I believe that when we die we go to a better place. We go Home. I always thought that when I die, I will be very happy. I’ll be free of earthly limitations. I’ll be free of all the pettiness and evilness of this world. I always believed that everything is predestined. We are meant to go when we are meant to go. Everything has been planned before we are born into this world. But sometimes I wonder if I would be able to still hold this belief should I lose the most important people in my life. I have lost grandparents that I was close to, and I still hold onto this belief, but that is the natural order of life: the old die and the young carry on. But every now and then something happens like what has happened recently for me.
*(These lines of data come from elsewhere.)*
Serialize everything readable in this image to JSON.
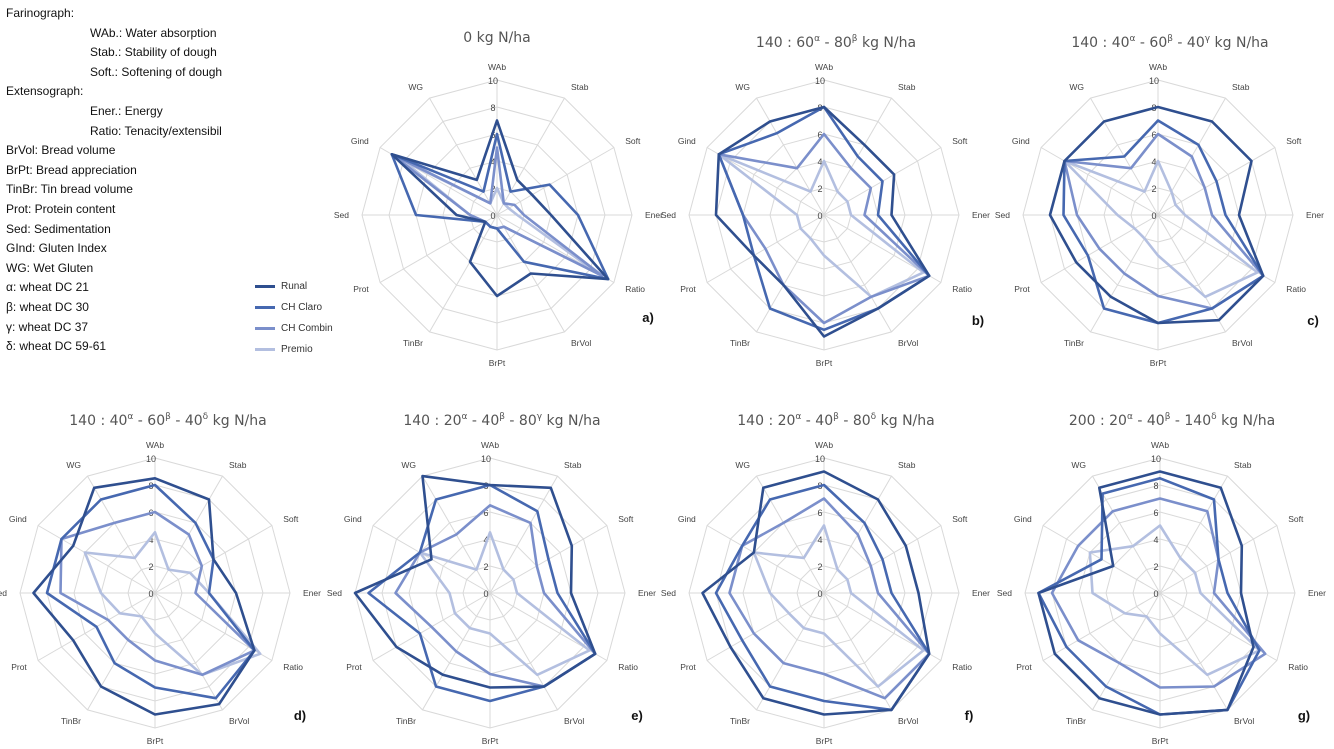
{
  "glossary": [
    {
      "text": "Farinograph:",
      "indent": false
    },
    {
      "text": "WAb.: Water absorption",
      "indent": true
    },
    {
      "text": "Stab.: Stability of dough",
      "indent": true
    },
    {
      "text": "Soft.: Softening of dough",
      "indent": true
    },
    {
      "text": "Extensograph:",
      "indent": false
    },
    {
      "text": "Ener.: Energy",
      "indent": true
    },
    {
      "text": "Ratio: Tenacity/extensibil",
      "indent": true
    },
    {
      "text": "BrVol: Bread volume",
      "indent": false
    },
    {
      "text": "BrPt: Bread appreciation",
      "indent": false
    },
    {
      "text": "TinBr: Tin bread volume",
      "indent": false
    },
    {
      "text": "Prot: Protein content",
      "indent": false
    },
    {
      "text": "Sed: Sedimentation",
      "indent": false
    },
    {
      "text": "GInd: Gluten Index",
      "indent": false
    },
    {
      "text": "WG: Wet Gluten",
      "indent": false
    },
    {
      "text": "α: wheat DC 21",
      "indent": false
    },
    {
      "text": "β: wheat DC 30",
      "indent": false
    },
    {
      "text": "γ: wheat DC 37",
      "indent": false
    },
    {
      "text": "δ: wheat DC 59-61",
      "indent": false
    }
  ],
  "colors": {
    "series": [
      "#2f4f8f",
      "#4668b0",
      "#7b8fcb",
      "#b3bfe0"
    ],
    "grid": "#d9d9d9"
  },
  "chart_data": {
    "type": "radar",
    "axes": [
      "WAb",
      "Stab",
      "Soft",
      "Ener",
      "Ratio",
      "BrVol",
      "BrPt",
      "TinBr",
      "Prot",
      "Sed",
      "Gind",
      "WG"
    ],
    "ylim": [
      0,
      10
    ],
    "ticks": [
      "0",
      "2",
      "4",
      "6",
      "8",
      "10"
    ],
    "series_names": [
      "Runal",
      "CH Claro",
      "CH Combin",
      "Premio"
    ],
    "legend_position": "left",
    "panels": [
      {
        "id": "a",
        "label": "a)",
        "title": [
          {
            "t": "0 kg N/ha"
          }
        ],
        "series": [
          {
            "name": "Runal",
            "values": [
              7,
              3,
              3,
              4,
              9.5,
              5,
              6,
              4,
              1,
              3,
              9,
              3
            ]
          },
          {
            "name": "CH Claro",
            "values": [
              6,
              2,
              4.5,
              6,
              9.5,
              4,
              1,
              1,
              1,
              6,
              9,
              2
            ]
          },
          {
            "name": "CH Combin",
            "values": [
              5,
              1,
              1.5,
              2,
              9,
              1,
              1,
              1,
              1,
              2,
              9,
              1
            ]
          },
          {
            "name": "Premio",
            "values": [
              2,
              1,
              1,
              1.5,
              8.5,
              1,
              1,
              1,
              1,
              2,
              8,
              1
            ]
          }
        ]
      },
      {
        "id": "b",
        "label": "b)",
        "title": [
          {
            "t": "140 : 60"
          },
          {
            "t": "α",
            "sup": true
          },
          {
            "t": " - 80"
          },
          {
            "t": "β",
            "sup": true
          },
          {
            "t": " kg N/ha"
          }
        ],
        "series": [
          {
            "name": "Runal",
            "values": [
              8,
              6,
              6,
              5,
              9,
              8,
              9,
              6,
              6,
              8,
              9,
              8
            ]
          },
          {
            "name": "CH Claro",
            "values": [
              8,
              5,
              5,
              4,
              9,
              8,
              8.5,
              8,
              6,
              6,
              9,
              7
            ]
          },
          {
            "name": "CH Combin",
            "values": [
              6,
              4,
              4,
              3,
              9,
              7,
              8,
              6,
              5,
              6,
              9,
              4
            ]
          },
          {
            "name": "Premio",
            "values": [
              4,
              2,
              2,
              2,
              8.5,
              7,
              3,
              2,
              2,
              2,
              9,
              2
            ]
          }
        ]
      },
      {
        "id": "c",
        "label": "c)",
        "title": [
          {
            "t": "140 : 40"
          },
          {
            "t": "α",
            "sup": true
          },
          {
            "t": " - 60"
          },
          {
            "t": "β",
            "sup": true
          },
          {
            "t": " - 40"
          },
          {
            "t": "γ",
            "sup": true
          },
          {
            "t": " kg N/ha"
          }
        ],
        "series": [
          {
            "name": "Runal",
            "values": [
              8,
              8,
              8,
              6,
              9,
              9,
              8,
              7,
              7,
              8,
              8,
              8
            ]
          },
          {
            "name": "CH Claro",
            "values": [
              7,
              6,
              5,
              5,
              9,
              8,
              8,
              8,
              6,
              7,
              8,
              5
            ]
          },
          {
            "name": "CH Combin",
            "values": [
              6,
              5,
              4,
              4,
              9,
              8,
              6,
              5,
              5,
              6,
              8,
              4
            ]
          },
          {
            "name": "Premio",
            "values": [
              4,
              2,
              1.5,
              2,
              8.5,
              7,
              3,
              2,
              2,
              3,
              8,
              2
            ]
          }
        ]
      },
      {
        "id": "d",
        "label": "d)",
        "title": [
          {
            "t": "140 : 40"
          },
          {
            "t": "α",
            "sup": true
          },
          {
            "t": " - 60"
          },
          {
            "t": "β",
            "sup": true
          },
          {
            "t": " - 40"
          },
          {
            "t": "δ",
            "sup": true
          },
          {
            "t": " kg N/ha"
          }
        ],
        "series": [
          {
            "name": "Runal",
            "values": [
              8.5,
              8,
              5,
              6,
              8.5,
              9.5,
              9,
              8,
              7,
              9,
              7,
              9
            ]
          },
          {
            "name": "CH Claro",
            "values": [
              8,
              6,
              5,
              4,
              8.5,
              9,
              7,
              6,
              5,
              8,
              8,
              8
            ]
          },
          {
            "name": "CH Combin",
            "values": [
              6,
              5,
              4,
              3,
              8.5,
              7,
              5,
              4,
              4,
              7,
              8,
              6
            ]
          },
          {
            "name": "Premio",
            "values": [
              4.5,
              2,
              3,
              4,
              9,
              7,
              3,
              2,
              3,
              4,
              6,
              3
            ]
          }
        ]
      },
      {
        "id": "e",
        "label": "e)",
        "title": [
          {
            "t": "140 : 20"
          },
          {
            "t": "α",
            "sup": true
          },
          {
            "t": " - 40"
          },
          {
            "t": "β",
            "sup": true
          },
          {
            "t": " - 80"
          },
          {
            "t": "γ",
            "sup": true
          },
          {
            "t": " kg N/ha"
          }
        ],
        "series": [
          {
            "name": "Runal",
            "values": [
              8,
              9,
              7,
              6,
              9,
              8,
              7,
              7,
              8,
              10,
              5,
              10
            ]
          },
          {
            "name": "CH Claro",
            "values": [
              8,
              7,
              5,
              5,
              9,
              8,
              8,
              8,
              6,
              9,
              6,
              8
            ]
          },
          {
            "name": "CH Combin",
            "values": [
              6.5,
              6,
              4,
              4,
              9,
              8,
              6,
              5,
              5,
              7,
              6,
              5
            ]
          },
          {
            "name": "Premio",
            "values": [
              4.5,
              2,
              2,
              2,
              8.5,
              7,
              3,
              3,
              3,
              3,
              6,
              2
            ]
          }
        ]
      },
      {
        "id": "f",
        "label": "f)",
        "title": [
          {
            "t": "140 : 20"
          },
          {
            "t": "α",
            "sup": true
          },
          {
            "t": " - 40"
          },
          {
            "t": "β",
            "sup": true
          },
          {
            "t": " - 80"
          },
          {
            "t": "δ",
            "sup": true
          },
          {
            "t": " kg N/ha"
          }
        ],
        "series": [
          {
            "name": "Runal",
            "values": [
              9,
              8,
              7,
              7,
              9,
              10,
              9,
              9,
              8,
              9,
              6,
              9
            ]
          },
          {
            "name": "CH Claro",
            "values": [
              8,
              6,
              5,
              5,
              9,
              10,
              8,
              8,
              7,
              8,
              7,
              8
            ]
          },
          {
            "name": "CH Combin",
            "values": [
              7,
              5,
              4,
              4,
              9,
              9,
              6,
              6,
              6,
              7,
              7,
              6
            ]
          },
          {
            "name": "Premio",
            "values": [
              5,
              2,
              2,
              2,
              8.5,
              8,
              3,
              3,
              3,
              4,
              6,
              3
            ]
          }
        ]
      },
      {
        "id": "g",
        "label": "g)",
        "title": [
          {
            "t": "200 : 20"
          },
          {
            "t": "α",
            "sup": true
          },
          {
            "t": " - 40"
          },
          {
            "t": "β",
            "sup": true
          },
          {
            "t": " - 140"
          },
          {
            "t": "δ",
            "sup": true
          },
          {
            "t": " kg N/ha"
          }
        ],
        "series": [
          {
            "name": "Runal",
            "values": [
              9,
              9,
              7,
              6,
              8,
              10,
              9,
              9,
              9,
              9,
              4,
              9
            ]
          },
          {
            "name": "CH Claro",
            "values": [
              8.5,
              8,
              5,
              5,
              8.5,
              10,
              9,
              8,
              8,
              9,
              5,
              8.5
            ]
          },
          {
            "name": "CH Combin",
            "values": [
              7,
              7,
              5,
              4,
              9,
              8,
              7,
              6,
              7,
              8,
              7,
              7
            ]
          },
          {
            "name": "Premio",
            "values": [
              5,
              3,
              3,
              3,
              8.5,
              7,
              3,
              2,
              3,
              5,
              6,
              4
            ]
          }
        ]
      }
    ]
  }
}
I lost a dear friend. She was only 26. She had cancer. She discovered she had cancer less than a year ago. Amazingly, she went through chemotherapy and was doing very well with the cancer. She was beating it. Unfortuantely, the chemotherapy created other negative side effects that ran her body down, and this is where her body failed her. So now I will be attending a memorial service in the next week for a very young, very fun-loving woman that I am going to miss dearly. So every so often, I find it a little difficult to hold onto my beliefs, especially when faced with the death of a young person. Is wanting her back selfish? Damn right it is. But sometimes I want to be selfish. Maybe for just a year, a month, a week or even a day. But sometimes I just want to be selfish.
I’m going to miss you Jenna. I look forward to the day I get to see you again on the Other Side.